Carl Sandburg: Lincoln Park, Chicago

from “Bronzes”

I
The bronze General Grant riding a bronze horse in Lincoln park
Shrivels in the sun by day when the motor cars whirr
by in the long processions going somewhere to keep ap-
pointment for dinner and matinees and buying and
selling
Though in the dusk and nightfall when high waves are
piling
On the slabs of the promenade along the lake shore near
by
I have seen the general dare the combers come closer
And make to ride his bronze horse out into the hoofs
and guns of the storm.

II
I cross Lincoln Park on a winter night when the snow
is falling.
Lincoln in bronze stands among the white lines of snow,
his bronze forehead meeting soft echoes of the new-
sies crying forty thousand men are dead long the
Yser, his bronze ears listening to the mumbled roar
of the city at his bronze feet.
A lithe Indian on a bronze pony, Shakespeare seated with
long legs in bronze, Garibaldi in a bronze cape, they
hold places in the cold, lonely snow to-night on their
pedestals and so they will hold them past midnight
and into the dawn.

About the Author

Carl Sandburg

Prize winner, 1919 & 1951

Carl Sandburg was born in Galesburg, Illinois, on January 6, 1878, to parents who had emigrated from Sweden.
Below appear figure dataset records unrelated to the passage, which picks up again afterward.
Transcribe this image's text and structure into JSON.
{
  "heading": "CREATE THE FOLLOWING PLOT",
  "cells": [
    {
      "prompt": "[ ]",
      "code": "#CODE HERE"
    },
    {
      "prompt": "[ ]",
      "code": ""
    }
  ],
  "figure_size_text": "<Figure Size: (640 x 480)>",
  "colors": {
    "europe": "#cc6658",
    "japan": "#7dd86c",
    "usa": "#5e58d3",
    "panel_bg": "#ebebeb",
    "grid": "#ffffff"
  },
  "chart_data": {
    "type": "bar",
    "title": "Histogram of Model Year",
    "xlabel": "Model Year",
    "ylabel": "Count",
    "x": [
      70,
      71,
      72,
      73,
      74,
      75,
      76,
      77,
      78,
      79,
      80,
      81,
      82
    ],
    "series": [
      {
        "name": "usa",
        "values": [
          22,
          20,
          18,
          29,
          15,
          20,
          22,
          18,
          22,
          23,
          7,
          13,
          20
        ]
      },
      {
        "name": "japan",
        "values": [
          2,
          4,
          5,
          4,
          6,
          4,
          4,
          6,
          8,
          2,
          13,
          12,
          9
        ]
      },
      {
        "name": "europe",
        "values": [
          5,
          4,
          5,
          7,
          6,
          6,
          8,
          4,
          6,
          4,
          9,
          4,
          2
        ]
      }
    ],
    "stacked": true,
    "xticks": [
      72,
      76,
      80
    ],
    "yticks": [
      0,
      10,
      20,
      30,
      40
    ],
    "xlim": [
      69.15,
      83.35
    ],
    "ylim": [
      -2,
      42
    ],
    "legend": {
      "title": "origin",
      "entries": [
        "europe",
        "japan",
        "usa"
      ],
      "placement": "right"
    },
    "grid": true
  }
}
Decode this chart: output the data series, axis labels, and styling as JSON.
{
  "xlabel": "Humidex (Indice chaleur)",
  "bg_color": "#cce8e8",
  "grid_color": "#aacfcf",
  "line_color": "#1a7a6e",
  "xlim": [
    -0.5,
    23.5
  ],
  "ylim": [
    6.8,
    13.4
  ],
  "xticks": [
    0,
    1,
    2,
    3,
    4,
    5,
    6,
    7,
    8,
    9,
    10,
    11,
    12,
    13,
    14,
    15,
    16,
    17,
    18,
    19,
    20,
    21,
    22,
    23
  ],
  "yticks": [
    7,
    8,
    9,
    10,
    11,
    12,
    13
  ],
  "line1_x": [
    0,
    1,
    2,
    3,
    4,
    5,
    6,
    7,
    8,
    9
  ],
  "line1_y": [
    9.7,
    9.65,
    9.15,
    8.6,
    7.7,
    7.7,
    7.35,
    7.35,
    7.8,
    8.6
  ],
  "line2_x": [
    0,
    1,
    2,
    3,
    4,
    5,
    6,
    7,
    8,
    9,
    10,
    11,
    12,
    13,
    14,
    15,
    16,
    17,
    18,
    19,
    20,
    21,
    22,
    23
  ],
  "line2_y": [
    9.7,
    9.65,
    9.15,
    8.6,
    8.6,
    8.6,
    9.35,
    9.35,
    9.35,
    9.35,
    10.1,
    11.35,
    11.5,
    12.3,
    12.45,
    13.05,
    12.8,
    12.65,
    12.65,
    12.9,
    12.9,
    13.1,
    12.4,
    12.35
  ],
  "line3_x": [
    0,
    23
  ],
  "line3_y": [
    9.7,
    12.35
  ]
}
Sandburg left school at the age of thirteen to work odd jobs and help support the family. At age eighteen he served eight months in Puerto Rico during the Spanish-American war. Upon his return Sandburg enrolled at Lombard College, a small school located in his hometown. Four years later, Sandburg started working as a writer for various newspapers, first in Milwaukee, then Chicago. He began publishing poems in Poetry: A Magazine of Verse, and soon became recognized as a member of the Chicago literary renaissance, which included Ben Hecht, Theodore Dreiser, Sherwood Anderson, and Edgar Lee Masters. He first received a Pulitzer Prize for his 1918 volume of poems, Cornhuskers. He received another Pulitzer more than 30 years later, in 1951, for his Complete Poems. In the interim, he received yet another Pulitzer for the second part of his six-volume definitive biography of Abraham Lincoln.